KickItLikeShika/Qwen2.5-1.5B-Instruct-SFT-GRPO-GSM8K
The KickItLikeShika/Qwen2.5-1.5B-Instruct-SFT-GRPO-GSM8K is a 1.5 billion parameter instruction-tuned Qwen2.5 model developed by KickItLikeShika. It is specifically optimized for grade-level mathematical reasoning tasks, generating structured outputs with a scratchpad and a final numerical answer. This model excels at solving math problems by explicitly detailing its reasoning process, making it suitable for applications requiring transparent mathematical problem-solving.
Loading preview...
Model Overview
The KickItLikeShika/Qwen2.5-1.5B-Instruct-SFT-GRPO-GSM8K is a 1.5 billion parameter Qwen2.5-based instruction-tuned model, specifically engineered for grade-level mathematical reasoning. Its primary distinction lies in its ability to produce structured outputs for math problems, including a detailed scratchpad within <reasoning>…</reasoning> tags and a single numerical answer within <answer>…</answer> tags.
Key Capabilities
- Structured Mathematical Reasoning: Generates explicit step-by-step reasoning processes for math problems.
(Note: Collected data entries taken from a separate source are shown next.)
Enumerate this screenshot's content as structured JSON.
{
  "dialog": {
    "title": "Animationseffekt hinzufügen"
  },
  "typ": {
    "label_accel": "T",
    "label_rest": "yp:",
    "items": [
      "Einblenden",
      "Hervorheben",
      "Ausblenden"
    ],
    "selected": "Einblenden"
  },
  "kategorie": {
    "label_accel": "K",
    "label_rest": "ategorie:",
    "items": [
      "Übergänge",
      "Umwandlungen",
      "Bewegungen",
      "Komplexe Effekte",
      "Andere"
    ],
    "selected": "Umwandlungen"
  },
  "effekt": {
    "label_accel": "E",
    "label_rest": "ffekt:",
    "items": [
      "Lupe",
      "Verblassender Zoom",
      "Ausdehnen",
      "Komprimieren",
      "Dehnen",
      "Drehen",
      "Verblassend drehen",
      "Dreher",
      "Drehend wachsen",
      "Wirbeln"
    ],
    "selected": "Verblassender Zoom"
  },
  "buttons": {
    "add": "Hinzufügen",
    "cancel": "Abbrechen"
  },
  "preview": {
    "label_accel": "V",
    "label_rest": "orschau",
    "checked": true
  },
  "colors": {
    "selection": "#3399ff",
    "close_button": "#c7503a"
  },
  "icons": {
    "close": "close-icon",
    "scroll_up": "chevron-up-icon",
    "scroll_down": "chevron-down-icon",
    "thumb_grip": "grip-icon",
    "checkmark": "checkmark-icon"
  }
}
- Grade-Level Math Proficiency: Fine-tuned to solve mathematical problems typically found at the grade school level.
- Instruction-Tuned: Optimized to follow instructions for generating structured math solutions.
Training Methodology
The model underwent a two-stage training process:
- LoRA SFT: Initial fine-tuning using Low-Rank Adaptation (LoRA) on 100 random GSM8K training examples. This stage focused on teaching the model the desired output format and generating roughly sensible reasoning traces.
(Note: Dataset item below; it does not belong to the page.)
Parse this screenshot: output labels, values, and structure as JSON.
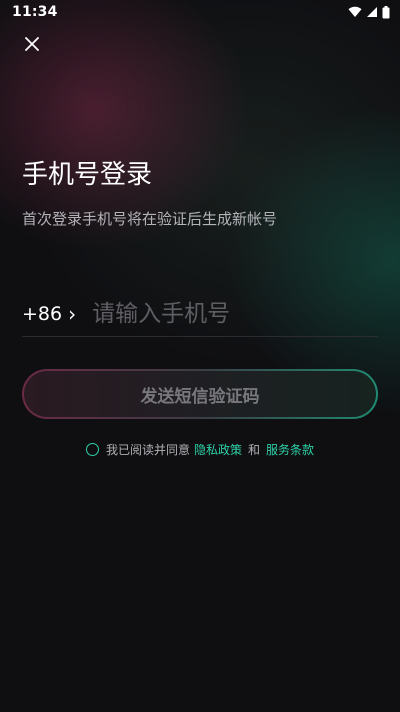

- GRPO: Subsequent training using Guided Reinforcement Learning from Pre-training Objectives (GRPO) for 2,000 steps, building upon the initial LoRA adapter.
Good For
- Applications requiring transparent and verifiable mathematical problem-solving.
- Educational tools that need to show step-by-step solutions to math problems.
- Scenarios where a small, specialized model for math reasoning is preferred over larger, general-purpose LLMs.